Polycystic ovary syndrome is a complex female endocrine (hormone) disorder. Male hormone levels in a
woman's body tend to go up and female hormones don't cycle normally. But the key issue for many
women with PCOS may be insulin resistance. Insulin is a hormone secreted by the pancreas. Its job is
to move the sugar from our blood to our cells, where it is used for energy or stored for future use. Insulin
resistance occurs when the normal amount of circulating insulin becomes less effective in moving blood
sugar into cells. The pancreas responds by making more insulin, but over time the cells resist these
high levels. Both sugar and insulin continue to build up in the blood.
The underlying cause of insulin resistance is probably genetic, but lifestyle has a big influence on what
actually happens. Obesity and physical inactivity can promote its occurrence in many women. But even
thin women who exercise regularly can have PCOS.

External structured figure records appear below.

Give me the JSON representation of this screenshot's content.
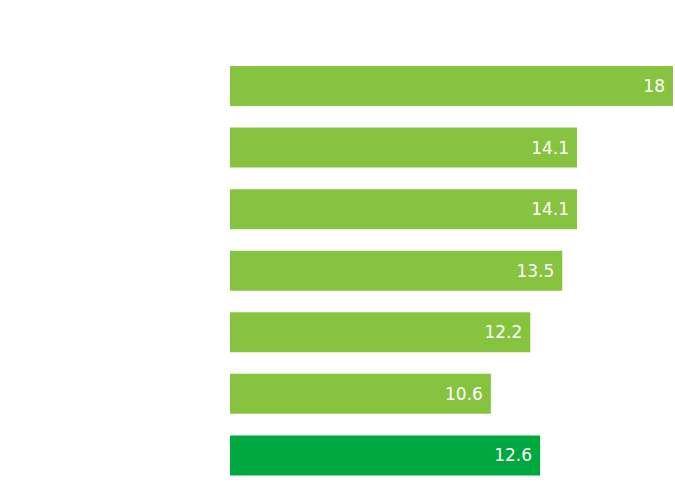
{
  "chart_data": {
    "type": "bar",
    "orientation": "horizontal",
    "categories": [
      null,
      null,
      null,
      null,
      null,
      null,
      null
    ],
    "values": [
      18,
      14.1,
      14.1,
      13.5,
      12.2,
      10.6,
      12.6
    ],
    "colors": [
      "#86c440",
      "#86c440",
      "#86c440",
      "#86c440",
      "#86c440",
      "#86c440",
      "#00a940"
    ],
    "xlim": [
      0,
      18
    ],
    "data_labels": true,
    "tick_labels": false,
    "grid": false
  }
}
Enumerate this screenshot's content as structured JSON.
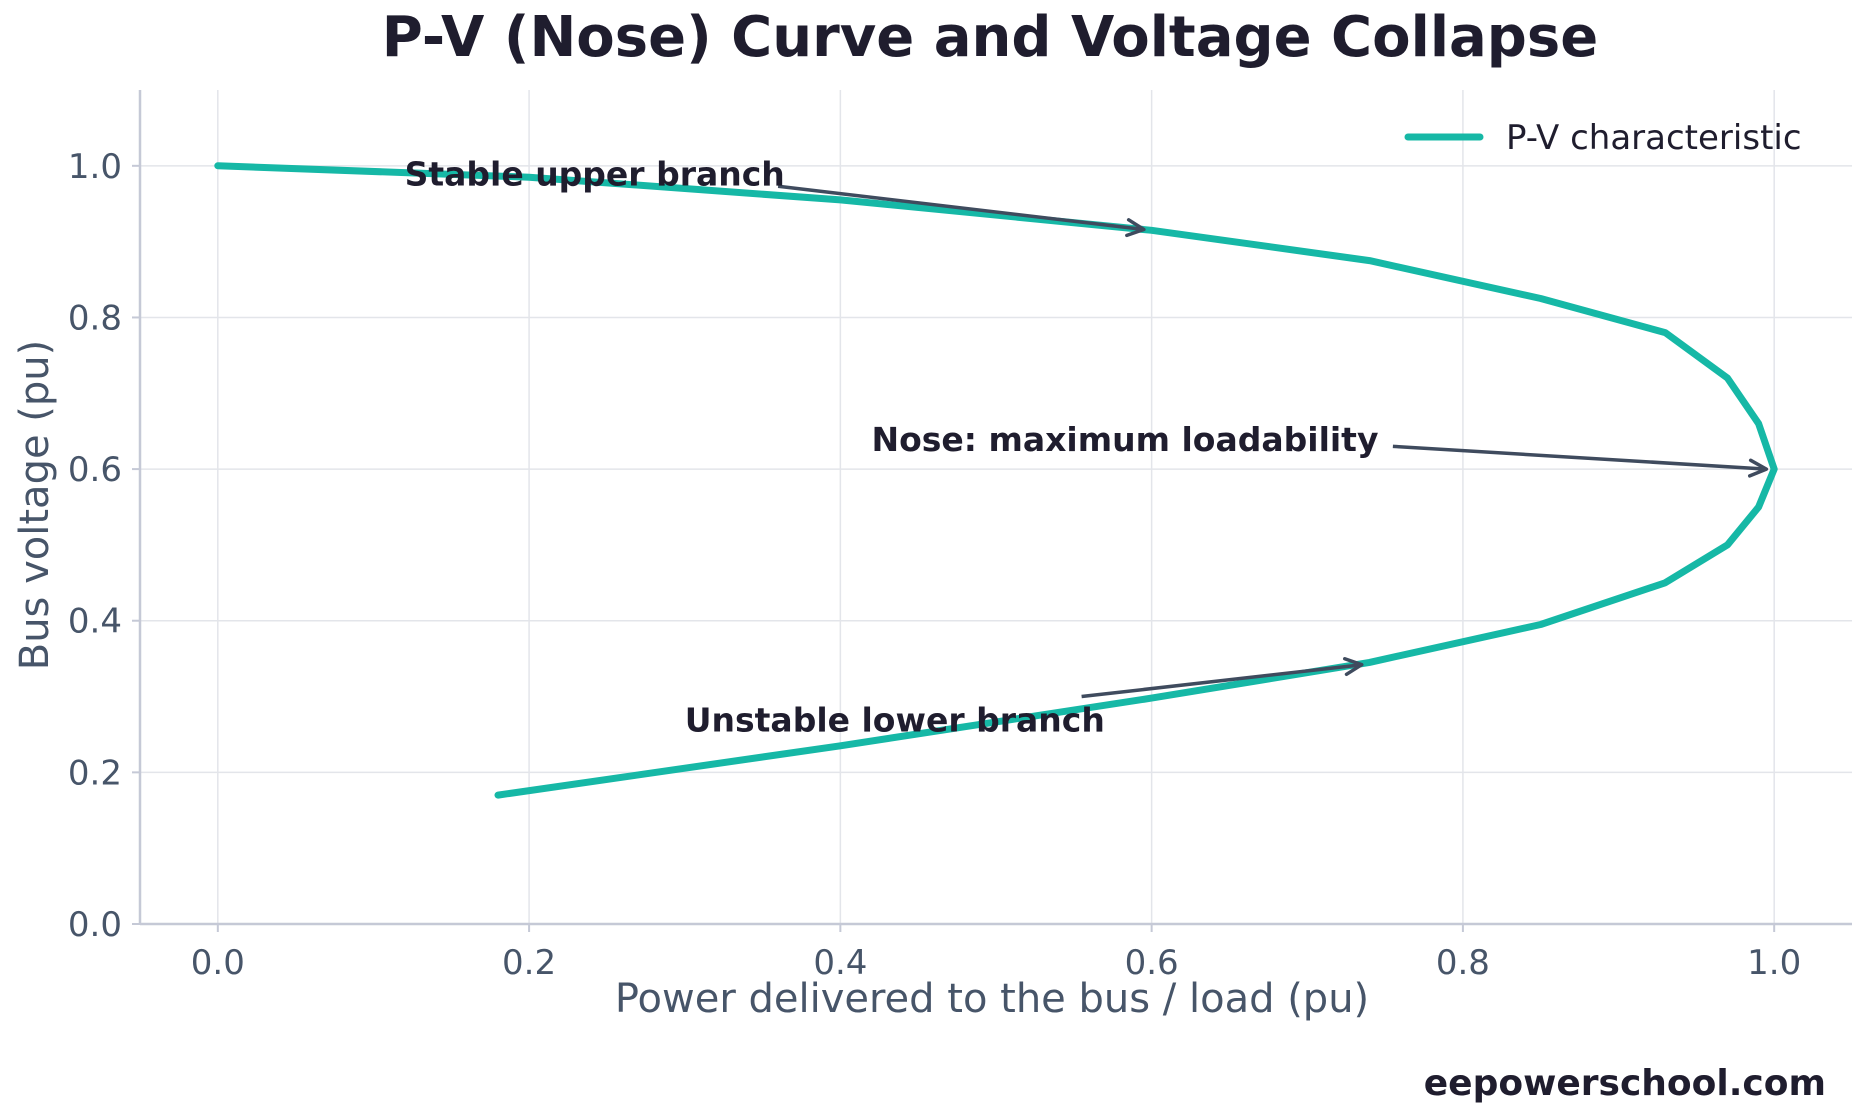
{
  "chart_data": {
    "type": "line",
    "title": "P-V (Nose) Curve and Voltage Collapse",
    "xlabel": "Power delivered to the bus / load (pu)",
    "ylabel": "Bus voltage (pu)",
    "xlim": [
      -0.05,
      1.05
    ],
    "ylim": [
      0.0,
      1.1
    ],
    "xticks": [
      0.0,
      0.2,
      0.4,
      0.6,
      0.8,
      1.0
    ],
    "xtick_labels": [
      "0.0",
      "0.2",
      "0.4",
      "0.6",
      "0.8",
      "1.0"
    ],
    "yticks": [
      0.0,
      0.2,
      0.4,
      0.6,
      0.8,
      1.0
    ],
    "ytick_labels": [
      "0.0",
      "0.2",
      "0.4",
      "0.6",
      "0.8",
      "1.0"
    ],
    "grid": true,
    "legend_position": "top-right",
    "series": [
      {
        "name": "P-V characteristic",
        "color": "#16b8a6",
        "x": [
          0.0,
          0.2,
          0.4,
          0.6,
          0.74,
          0.85,
          0.93,
          0.97,
          0.99,
          1.0,
          0.99,
          0.97,
          0.93,
          0.85,
          0.74,
          0.6,
          0.4,
          0.18
        ],
        "y": [
          1.0,
          0.985,
          0.955,
          0.915,
          0.875,
          0.825,
          0.78,
          0.72,
          0.66,
          0.6,
          0.55,
          0.5,
          0.45,
          0.395,
          0.345,
          0.298,
          0.235,
          0.17
        ]
      }
    ],
    "annotations": [
      {
        "text": "Stable upper branch",
        "text_x": 0.12,
        "text_y": 0.99,
        "arrow_from": [
          0.36,
          0.973
        ],
        "arrow_to": [
          0.595,
          0.916
        ]
      },
      {
        "text": "Nose: maximum loadability",
        "text_x": 0.42,
        "text_y": 0.64,
        "arrow_from": [
          0.755,
          0.63
        ],
        "arrow_to": [
          0.995,
          0.6
        ]
      },
      {
        "text": "Unstable lower branch",
        "text_x": 0.3,
        "text_y": 0.27,
        "arrow_from": [
          0.555,
          0.3
        ],
        "arrow_to": [
          0.735,
          0.342
        ]
      }
    ]
  },
  "watermark": "eepowerschool.com"
}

Eighty percent of women with PCOS are obese, tending toward an apple-shaped body type. The mainstay
of treatment for PCOS is weight loss. A weight loss of only 5 percent can improve insulin resistance,
leading to lower levels of male hormones (and less facial hair), improved menstrual function, and a
reduction in cholesterol abnormalities. The best approach is a healthy weight-loss diet and exercise
Unfortunately, many women with PCOS have a difficult time losing weight. There may be a connection
between high male hormone levels and increased appetite; glucose intolerance also may play a role
in weight gain.
Even if your weight gain is caused by some physiological consequence of PCOS, lifestyle changes
offer you the best chance of successful weight loss. These may include restructuring your eating
habits, managing depression and anxiety, learning stress-reduction techniques, and starting an
individual exercise program.
Research tells us that a healthy diet includes lean proteins, heart-healthy fats, and a moderate
amount of carbohydrates. Lean proteins include fish, skinless poultry, egg whites, beans
(especially soy and their products), nuts and nut butters. Heart-healthy fats include liquid oils from
olives, canola, soybeans, corn, flaxseed, sunflower, and peanuts. In addition, fats from nuts, seeds,
and fish are also a healthy choice.
Choose carbohydrates that have a low glycemic index. The glycemic index is a measure of how quickly
and how strongly a food increases blood sugar and insulin levels. Choosing foods with a lower
glycemic index may help to reduce carbohydrate cravings, especially whole, intact grains that are high
in fiber. Eat 100-percent whole-grain breads, brown rice, and steel-cut oats, or try something new such
as barley, couscous, or the grain quinoa. Dried beans, and fruits, such as berries, are also excellent
examples of low glycemic foods.
Many doctors are using insulin sensitizers for PCOS. Metformin (Glucophage) decreases insulin resistance
and may improve the physical appearance of women with the disorder. Also, some doctors have advised
trying one of the glitazones such as pioglitazone or rosiglitazone. Combination birth control pills help to
restore the balance of estrogen (female hormone) to androgen (male hormone). Oral contraceptives can
decrease facial hair and acne and regulate the menstrual cycle. Fertility issues may require clomiphene or
other medication to stimulate ovulation.
There is a public health concern about long-range complications from insulin resistance. Insulin
resistance is related not only to PCOS but also to metabolic syndrome, where one has high blood
pressure, a low HDL (good) cholesterol level, elevated triglyceride levels, and high fasting blood sugars,
in addition to insulin resistance. They are almost always overweight, if not obese. Metabolic syndrome
carries a high risk of developing type 2 diabetes and coronary heart disease. Like PCOS, the most
important treatment of metabolic syndrome is diet, exercise and weight reduction.